Descrizione
«Prendiamo atto con favore della posizione espressa dall’assessore Andrea Giorgio, che ha confermato la contrarietà del Comune di Firenze all'aumento delle tariffe del trasporto pubblico locale annunciato dalla Regione Toscana. Tuttavia, resta il fatto che dal prossimo 1° agosto i cittadini si troveranno a dover sostenere un nuovo incremento dei costi per autobus e tramvia». Lo dichiara il capogruppo del Movimento 5 Stelle in Consiglio comunale, Lorenzo Masi, dopo la discussione odierna del question time dedicato agli aumenti tariffari del trasporto pubblico.
«È evidente che il Presidente della Regione si trova oggi a gestire un contratto di servizio decennale stipulato in un contesto economico completamente diverso da quello attuale e che l'aumento del costo della vita abbia inevitabilmente inciso anche sui costi del trasporto pubblico. Ma tutto questo interessa poco ai cittadini che ogni giorno utilizzano autobus e tramvia».

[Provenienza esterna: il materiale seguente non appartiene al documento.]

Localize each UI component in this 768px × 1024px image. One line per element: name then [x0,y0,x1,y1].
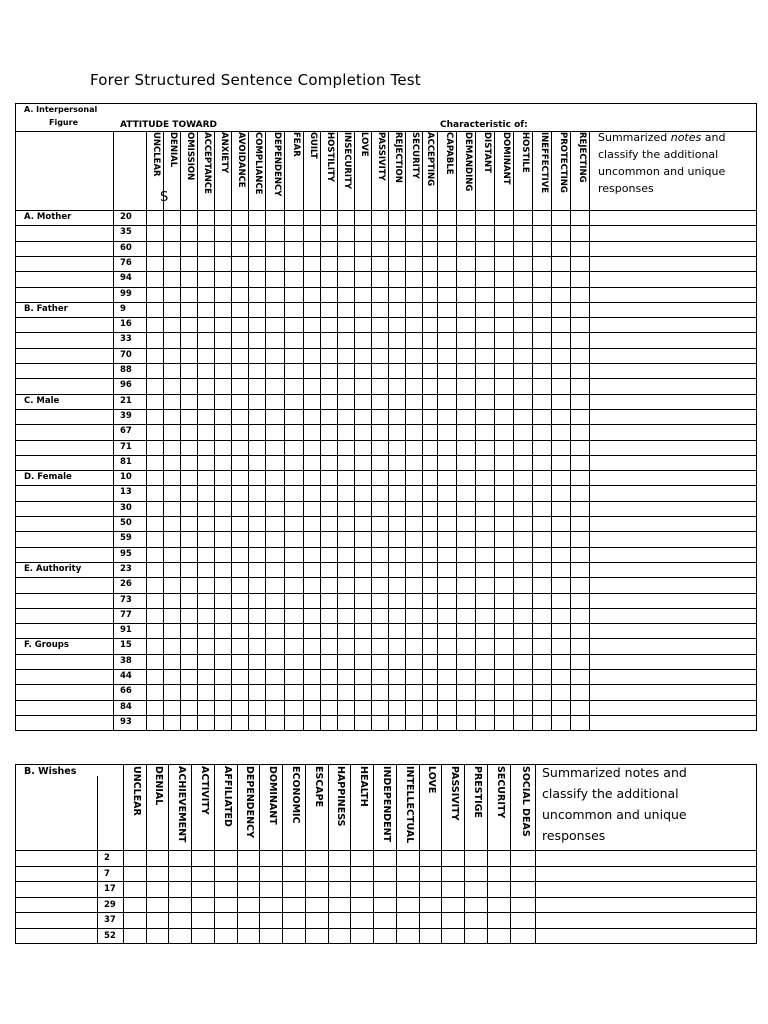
wishes-label: B. Wishes [24,766,77,777]
table-b-border-left [15,764,16,943]
item-number: 73 [120,594,132,605]
item-number: 81 [120,456,132,467]
table-b-header-bottom [15,850,756,851]
table-b-column-line [441,764,442,943]
table-b-column-line [146,764,147,943]
table-b-column-line [328,764,329,943]
table-b-column-line [419,764,420,943]
wishes-column-heading: ACTIVITY [199,766,210,815]
table-b-column-line [191,764,192,943]
wishes-item-number: 7 [104,868,110,879]
item-number: 38 [120,655,132,666]
column-heading: DENIAL [168,132,178,168]
item-number: 60 [120,242,132,253]
wishes-column-heading: ECONOMIC [290,766,301,824]
table-b-column-line [464,764,465,943]
table-b-column-line [123,764,124,943]
item-number: 96 [120,380,132,391]
figure-label: A. Mother [24,212,72,222]
item-number: 13 [120,487,132,498]
wishes-item-number: 17 [104,884,116,894]
column-heading: DISTANT [482,132,492,173]
table-b-row-line [15,912,756,913]
item-number: 66 [120,686,132,697]
item-number: 16 [120,319,132,330]
table-b-column-line [510,764,511,943]
table-b-column-line [350,764,351,943]
column-heading: INSECURITY [342,132,352,190]
column-heading: HOSTILE [520,132,530,173]
summary-notes-label: Summarized notes and classify the additional uncommon and unique responses [598,131,726,195]
table-b-column-line [487,764,488,943]
item-number: 71 [120,441,132,452]
attitude-toward-label: ATTITUDE TOWARD [120,120,217,130]
column-heading: SECURITY [410,132,420,179]
column-heading: DOMINANT [501,132,511,185]
column-heading: FEAR [291,132,301,157]
column-heading: REJECTION [393,132,403,183]
item-number: 39 [120,410,132,421]
item-number: 44 [120,671,132,681]
column-heading: PROTECTING [558,132,568,193]
item-number: 35 [120,227,132,238]
item-number: 9 [120,303,126,314]
column-heading: INEFFECTIVE [539,132,549,194]
item-number: 93 [120,716,132,727]
page-title: Forer Structured Sentence Completion Test [90,71,421,89]
column-heading: AVOIDANCE [236,132,246,188]
table-b-column-line [305,764,306,943]
figure-label: F. Groups [24,640,69,651]
table-b-column-line [214,764,215,943]
table-b-row-line [15,866,756,867]
figure-label: B. Father [24,303,68,314]
table-b-column-line [535,764,536,943]
column-heading: COMPLIANCE [253,132,263,195]
table-b-row-line [15,897,756,898]
item-number: 95 [120,548,132,559]
wishes-column-heading: HEALTH [358,766,369,807]
item-number: 30 [120,502,132,513]
column-heading: HOSTILITY [325,132,335,182]
item-number: 59 [120,533,132,544]
column-heading: DEPENDENCY [272,132,282,197]
wishes-column-heading: DEPENDENCY [244,766,255,838]
interpersonal-figure-label-cont: Figure [49,118,78,127]
wishes-column-heading: DOMINANT [267,766,278,825]
item-number: 15 [120,640,132,651]
item-number: 50 [120,518,132,528]
wishes-column-heading: INDEPENDENT [381,766,392,843]
wishes-column-heading: INTELLECTUAL [404,766,415,844]
item-number: 76 [120,257,132,268]
column-heading: PASSIVITY [376,132,386,181]
table-b-row-line [15,943,756,944]
wishes-column-heading: LOVE [426,766,437,794]
column-heading: ACCEPTANCE [202,132,212,194]
table-b-row-line [15,881,756,882]
item-number: 77 [120,609,132,620]
column-heading: DEMANDING [463,132,473,192]
column-heading: REJECTING [577,132,587,183]
item-number: 70 [120,349,132,360]
figure-label: C. Male [24,395,60,406]
wishes-item-number: 52 [104,930,116,941]
column-heading: LOVE [359,132,369,157]
table-b-row-line [15,928,756,929]
wishes-column-heading: ACHIEVEMENT [176,766,187,843]
column-heading: GUILT [308,132,318,159]
wishes-column-heading: PRESTIGE [472,766,483,818]
column-heading: UNCLEAR [151,132,161,177]
item-number: 26 [120,579,132,590]
item-number: 20 [120,212,132,222]
item-number: 84 [120,701,132,712]
wishes-column-heading: ESCAPE [313,766,324,808]
wishes-column-heading: DENIAL [153,766,164,806]
wishes-column-heading: SECURITY [495,766,506,819]
table-b-item-divider [97,776,98,943]
item-number: 10 [120,472,132,483]
table-b-column-line [168,764,169,943]
wishes-column-heading: UNCLEAR [131,766,142,816]
table-b-column-line [373,764,374,943]
figure-label: E. Authority [24,563,82,574]
item-number: 99 [120,288,132,299]
table-b-column-line [259,764,260,943]
item-number: 88 [120,365,132,375]
item-number: 33 [120,334,132,345]
item-number: 91 [120,625,132,636]
figure-label: D. Female [24,472,72,483]
table-b-column-line [237,764,238,943]
wishes-item-number: 29 [104,899,116,910]
table-b-column-line [396,764,397,943]
wishes-column-heading: SOCIAL DEAS [520,766,531,837]
column-heading: ACCEPTING [425,132,435,187]
interpersonal-figure-label: A. Interpersonal [24,105,98,114]
wishes-item-number: 37 [104,915,116,925]
wishes-summary-notes-label: Summarized notes and classify the additional uncommon and unique responses [542,765,687,843]
item-number: 94 [120,273,132,284]
wishes-column-heading: HAPPINESS [335,766,346,827]
stray-mark: S [160,190,169,205]
table-b-border-right [756,764,757,944]
item-number: 23 [120,563,132,574]
wishes-column-heading: AFFILIATED [222,766,233,827]
column-heading: OMISSION [185,132,195,181]
item-number: 67 [120,426,132,437]
characteristic-of-label: Characteristic of: [440,120,528,130]
wishes-item-number: 2 [104,853,110,863]
column-heading: ANXIETY [219,132,229,174]
column-heading: CAPABLE [444,132,454,175]
item-number: 21 [120,395,132,406]
wishes-column-heading: PASSIVITY [449,766,460,821]
table-b-column-line [282,764,283,943]
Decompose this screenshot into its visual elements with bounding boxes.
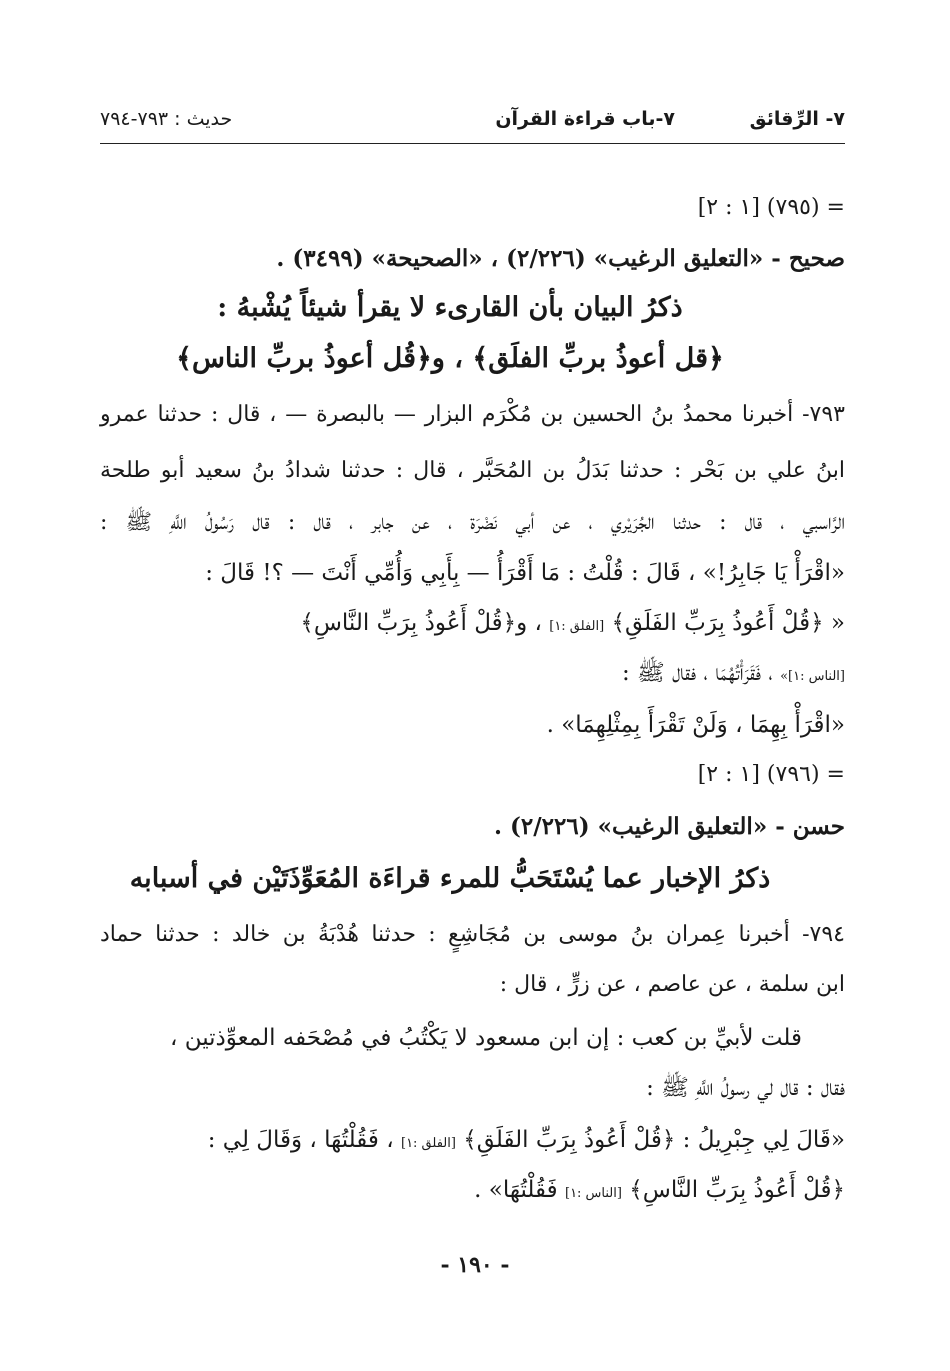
verse-ref-nas-2: [الناس :١] xyxy=(564,1186,622,1201)
hadith-794-line-2: ابن سلمة ، عن عاصم ، عن زرٍّ ، قال : xyxy=(499,972,845,997)
grade-line-1: صحيح - «التعليق الرغيب» (٢/٢٢٦) ، «الصحيحة» (٣٤٩٩) . xyxy=(276,245,845,272)
hadith-794-line-4: فقال : قال لي رسولُ اللَّهِ ﷺ : xyxy=(646,1075,845,1101)
header-rule xyxy=(100,143,845,144)
hadith-793-line-6-text: ، فَقَرَأْتُهُمَا ، فقال ﷺ : xyxy=(621,660,773,686)
hadith-793-line-5 xyxy=(100,610,845,638)
grade-line-2: حسن - «التعليق الرغيب» (٢/٢٢٦) . xyxy=(494,813,845,840)
hadith-793-line-4: «اقْرَأْ يَا جَابِرُ!» ، قَالَ : قُلْتُ : مَا أَقْرَأُ — بِأَبِي وَأُمِّي أَنْتَ — ؟! قَالَ : xyxy=(205,560,845,586)
verse-ref-falaq-2: [الفلق :١] xyxy=(400,1136,456,1151)
reference-796: = (٧٩٦) [١ : ٢] xyxy=(697,762,845,787)
quran-verse-nas: ، و﴿قُلْ أَعُوذُ بِرَبِّ النَّاسِ﴾ xyxy=(300,610,542,636)
gabriel-verse-nas: ﴿قُلْ أَعُوذُ بِرَبِّ النَّاسِ﴾ xyxy=(629,1177,845,1203)
chapter-heading-2: ذكرُ الإخبار عما يُسْتَحَبُّ للمرء قراءَة المُعَوِّذَتَيْن في أسبابه xyxy=(129,863,771,894)
quran-verse-falaq: « ﴿قُلْ أَعُوذُ بِرَبِّ الفَلَقِ﴾ xyxy=(611,610,845,636)
page-header xyxy=(100,108,845,138)
hadith-793-line-1: ٧٩٣- أخبرنا محمدُ بنُ الحسين بن مُكْرَم البزار — بالبصرة — ، قال : حدثنا عمرو xyxy=(100,402,845,427)
page-number: - ١٩٠ - xyxy=(440,1252,510,1278)
chapter-title: ٧- الرِّقائق xyxy=(749,108,845,130)
hadith-794-line-6 xyxy=(100,1177,845,1205)
hadith-793-line-3: الرَّاسبي ، قال : حدثنا الجُرَيْري ، عن أبي نَضْرَة ، عن جابر ، قال : قال رَسُولُ اللَّهِ ﷺ : xyxy=(100,510,845,535)
hadith-794-line-5-tail: ، فَقُلْتُهَا ، وَقَالَ لِي : xyxy=(207,1127,394,1153)
hadith-793-line-7: «اقْرَأْ بِهِمَا ، وَلَنْ تَقْرَأَ بِمِثْلِهِمَا» . xyxy=(546,712,845,738)
chapter-heading-1b: ﴿قل أعوذُ بربِّ الفلَق﴾ ، و﴿قُل أعوذُ بربِّ الناس﴾ xyxy=(176,343,724,374)
chapter-heading-1a: ذكرُ البيان بأن القارىء لا يقرأ شيئاً يُشْبهُ : xyxy=(217,292,683,323)
verse-ref-falaq: [الفلق :١] xyxy=(549,619,605,634)
verse-ref-nas: [الناس :١]» xyxy=(780,669,845,684)
hadith-793-line-6 xyxy=(100,660,845,688)
hadith-794-line-1: ٧٩٤- أخبرنا عِمران بنُ موسى بن مُجَاشِعٍ : حدثنا هُدْبَةُ بن خالد : حدثنا حماد xyxy=(100,922,845,947)
reference-795: = (٧٩٥) [١ : ٢] xyxy=(697,195,845,220)
hadith-794-line-3: قلت لأبيِّ بن كعب : إن ابن مسعود لا يَكْتُبُ في مُصْحَفه المعوِّذتين ، xyxy=(169,1025,802,1051)
gabriel-verse-falaq: «قَالَ لِي جِبْرِيلُ : ﴿قُلْ أَعُوذُ بِرَبِّ الفَلَقِ﴾ xyxy=(463,1127,845,1153)
hadith-793-line-2: ابنُ علي بن بَحْر : حدثنا بَدَلُ بن المُحَبَّر ، قال : حدثنا شدادُ بنُ سعيد أبو طلحة xyxy=(100,458,845,483)
hadith-794-line-5 xyxy=(100,1127,845,1155)
hadith-range: حديث : ٧٩٣-٧٩٤ xyxy=(100,108,233,130)
section-title: ٧-باب قراءة القرآن xyxy=(495,108,675,130)
hadith-794-line-6-tail: فَقُلْتُهَا» . xyxy=(474,1177,558,1203)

«I cittadini vedono soltanto che il biglietto passa da 1,70 a 2 euro, mentre i loro stipendi non crescono con la stessa velocità. Il costo della vita è aumentato per tutti, ma ancora una volta a pagare sono le famiglie, i lavoratori e gli studenti, costretti a mettere mano al portafoglio per adeguarsi a rincari continui».
Per il Movimento 5 Stelle resta centrale la necessità di investire ulteriormente sul trasporto pubblico e renderlo sempre più accessibile.
«Se vogliamo davvero ridurre il traffico, l'inquinamento e incentivare forme di mobilità sostenibile, non possiamo continuare ad aumentare il costo del servizio. Per questo continueremo a chiedere misure concrete di sostegno agli utenti e a rilanciare il confronto su forme di forte riduzione delle tariffe, fino ad arrivare, dove possibile, alla gratuità del trasporto pubblico per i residenti. La mobilità sostenibile non può essere un lusso, ma deve rappresentare un diritto accessibile a tutti». (s.spa.)